A Rede Globo anunciou o remake da novela Vale Tudo, escrito por Manuela Dias, que revive o icônico mistério “Quem matou Odete Roitman?”, marco da teledramaturgia brasileira. A trama, originalmente criada por Gilberto Braga, volta à programação em 2026, reacendendo o interesse pelos assassinatos que caracterizam as novelas do autor. A morte de Odete, interpretada por Beatriz Segall, foi um dos momentos mais memoráveis da TV brasileira. A nova versão promete manter o suspense e atrair tanto novos espectadores quanto fãs nostálgicos.

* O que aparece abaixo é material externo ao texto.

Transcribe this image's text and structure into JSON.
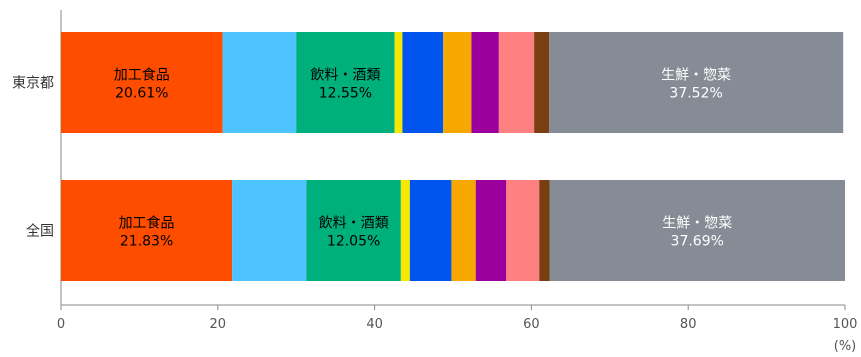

O sucesso de Vale Tudo consolidou o estilo de Gilberto Braga, conhecido por tramas envolventes e crimes surpreendentes. Abaixo, o texto explora os assassinatos marcantes nas novelas do autor e o perfil dos responsáveis por esses crimes.
- Vale Tudo: Leila, interpretada por Cassia Kis, matou Odete Roitman por engano, mirando Maria de Fátima.

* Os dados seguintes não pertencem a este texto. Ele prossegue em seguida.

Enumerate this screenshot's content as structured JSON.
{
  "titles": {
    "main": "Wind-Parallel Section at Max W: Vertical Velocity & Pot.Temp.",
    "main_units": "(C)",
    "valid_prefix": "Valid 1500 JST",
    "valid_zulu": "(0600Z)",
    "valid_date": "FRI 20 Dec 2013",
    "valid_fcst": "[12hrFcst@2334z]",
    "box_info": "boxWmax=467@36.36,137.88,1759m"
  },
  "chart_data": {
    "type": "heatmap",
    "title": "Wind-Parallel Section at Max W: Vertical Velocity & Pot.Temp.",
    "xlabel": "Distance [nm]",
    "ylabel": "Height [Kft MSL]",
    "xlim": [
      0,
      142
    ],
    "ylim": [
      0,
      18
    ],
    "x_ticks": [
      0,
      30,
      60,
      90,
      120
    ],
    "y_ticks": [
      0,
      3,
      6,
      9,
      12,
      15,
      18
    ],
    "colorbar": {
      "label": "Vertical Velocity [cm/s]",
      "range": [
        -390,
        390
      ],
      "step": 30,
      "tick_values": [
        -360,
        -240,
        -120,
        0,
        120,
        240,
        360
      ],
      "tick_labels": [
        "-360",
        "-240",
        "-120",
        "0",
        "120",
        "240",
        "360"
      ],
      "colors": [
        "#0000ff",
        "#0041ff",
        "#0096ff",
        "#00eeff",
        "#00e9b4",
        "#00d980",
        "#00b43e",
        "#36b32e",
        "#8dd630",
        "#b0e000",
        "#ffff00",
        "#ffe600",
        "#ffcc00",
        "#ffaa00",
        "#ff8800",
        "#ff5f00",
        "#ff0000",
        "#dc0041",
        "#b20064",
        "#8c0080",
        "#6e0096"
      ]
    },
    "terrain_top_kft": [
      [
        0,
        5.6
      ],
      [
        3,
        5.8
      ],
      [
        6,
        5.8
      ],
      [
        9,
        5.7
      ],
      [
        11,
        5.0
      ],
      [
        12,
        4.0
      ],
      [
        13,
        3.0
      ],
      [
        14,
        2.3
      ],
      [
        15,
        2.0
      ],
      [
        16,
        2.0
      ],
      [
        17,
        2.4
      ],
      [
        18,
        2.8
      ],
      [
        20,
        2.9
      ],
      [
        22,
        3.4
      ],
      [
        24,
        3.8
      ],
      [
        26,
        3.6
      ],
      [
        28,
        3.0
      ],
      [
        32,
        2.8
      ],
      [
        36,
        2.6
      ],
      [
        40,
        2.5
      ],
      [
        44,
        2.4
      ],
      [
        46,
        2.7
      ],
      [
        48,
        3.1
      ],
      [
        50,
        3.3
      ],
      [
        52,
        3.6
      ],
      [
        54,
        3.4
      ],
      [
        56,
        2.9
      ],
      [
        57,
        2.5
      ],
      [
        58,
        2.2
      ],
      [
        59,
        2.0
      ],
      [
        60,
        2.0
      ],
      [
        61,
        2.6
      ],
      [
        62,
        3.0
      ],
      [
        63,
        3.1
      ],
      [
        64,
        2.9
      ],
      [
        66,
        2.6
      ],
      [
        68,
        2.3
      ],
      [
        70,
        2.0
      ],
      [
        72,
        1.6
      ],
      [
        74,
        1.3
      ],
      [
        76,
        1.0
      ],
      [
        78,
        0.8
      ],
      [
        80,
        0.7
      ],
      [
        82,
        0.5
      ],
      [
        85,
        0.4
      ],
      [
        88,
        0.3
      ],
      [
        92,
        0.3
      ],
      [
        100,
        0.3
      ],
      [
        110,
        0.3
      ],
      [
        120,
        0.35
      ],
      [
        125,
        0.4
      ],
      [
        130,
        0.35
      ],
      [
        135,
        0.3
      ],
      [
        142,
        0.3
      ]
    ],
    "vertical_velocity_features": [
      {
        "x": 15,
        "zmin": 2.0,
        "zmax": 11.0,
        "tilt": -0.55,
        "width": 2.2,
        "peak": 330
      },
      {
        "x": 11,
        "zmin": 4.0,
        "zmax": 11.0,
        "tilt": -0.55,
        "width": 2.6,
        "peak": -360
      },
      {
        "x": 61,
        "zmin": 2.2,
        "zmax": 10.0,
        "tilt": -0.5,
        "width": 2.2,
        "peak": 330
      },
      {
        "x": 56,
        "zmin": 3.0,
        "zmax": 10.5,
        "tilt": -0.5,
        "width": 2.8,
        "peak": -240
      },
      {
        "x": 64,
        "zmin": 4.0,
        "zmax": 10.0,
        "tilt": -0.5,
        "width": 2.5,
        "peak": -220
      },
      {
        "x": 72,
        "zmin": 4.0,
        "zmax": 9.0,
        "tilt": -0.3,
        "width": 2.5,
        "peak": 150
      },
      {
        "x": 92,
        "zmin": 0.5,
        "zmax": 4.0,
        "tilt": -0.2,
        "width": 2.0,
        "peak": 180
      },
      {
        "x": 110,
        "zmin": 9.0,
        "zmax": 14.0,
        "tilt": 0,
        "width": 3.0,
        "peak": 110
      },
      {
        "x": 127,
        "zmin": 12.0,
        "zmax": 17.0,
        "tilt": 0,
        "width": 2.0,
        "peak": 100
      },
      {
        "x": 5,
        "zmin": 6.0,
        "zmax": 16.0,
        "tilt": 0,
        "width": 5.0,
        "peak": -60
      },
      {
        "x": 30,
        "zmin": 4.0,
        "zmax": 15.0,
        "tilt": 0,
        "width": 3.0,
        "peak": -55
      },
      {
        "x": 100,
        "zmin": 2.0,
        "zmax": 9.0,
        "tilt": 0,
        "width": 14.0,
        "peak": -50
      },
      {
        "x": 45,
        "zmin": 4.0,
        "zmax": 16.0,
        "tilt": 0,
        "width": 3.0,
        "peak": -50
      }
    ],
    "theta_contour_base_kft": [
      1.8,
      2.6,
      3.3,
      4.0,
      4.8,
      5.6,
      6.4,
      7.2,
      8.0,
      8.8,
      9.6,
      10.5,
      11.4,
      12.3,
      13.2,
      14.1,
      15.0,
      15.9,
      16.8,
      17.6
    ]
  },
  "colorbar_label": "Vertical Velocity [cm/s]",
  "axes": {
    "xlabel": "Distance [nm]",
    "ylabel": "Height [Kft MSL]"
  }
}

- Água Viva: Kléber assassinou Miguel Fragonard após ser descoberto em desvios financeiros.
- Celebridade: Laura, vilã vivida por Cláudia Abreu, eliminou Lineu para proteger segredos.
Suspense como marca registrada
As novelas de Gilberto Braga se destacam pelo uso do suspense como ferramenta narrativa. A morte de personagens centrais, como Odete Roitman, mantém o público preso às tramas. O autor explorava conflitos familiares e traições, com desfechos muitas vezes inesperados.
O remake de Vale Tudo reforça a atualidade dessas histórias. A nova adaptação busca modernizar a trama, mantendo a essência do mistério que consagrou a novela original.
Assassinatos que chocaram o público
Em Anos Dourados, Olivério foi vítima de uma armação do Dr. Carneiro, que tentou incriminar o namorado de sua filha. O médico, chantageado pela vítima, acabou se suicidando após ser descoberto.
O crime em Labirinto envolveu Júnior, que matou o próprio pai, Otacílio, em um momento de tensão familiar. A trama explorou relações conturbadas, marca recorrente nas obras de Braga.
Em Força de um Desejo, a Baronesa Bárbara assassinou o Barão Henrique Sobral para encobrir seus crimes. A novela destacou a complexidade dos vilões criados pelo autor.
Perfil dos assassinos nas tramas
Os assassinos nas novelas de Gilberto Braga seguem padrões distintos, mas compartilham traços como motivações pessoais e segredos expostos. Muitos crimes resultam de traições ou disputas de poder.
Em Paraíso Tropical, Taís foi eliminada por Olavo, que planejava um roubo milionário. Já em Insensato Coração, Wanda matou Norma para proteger o filho, Leo.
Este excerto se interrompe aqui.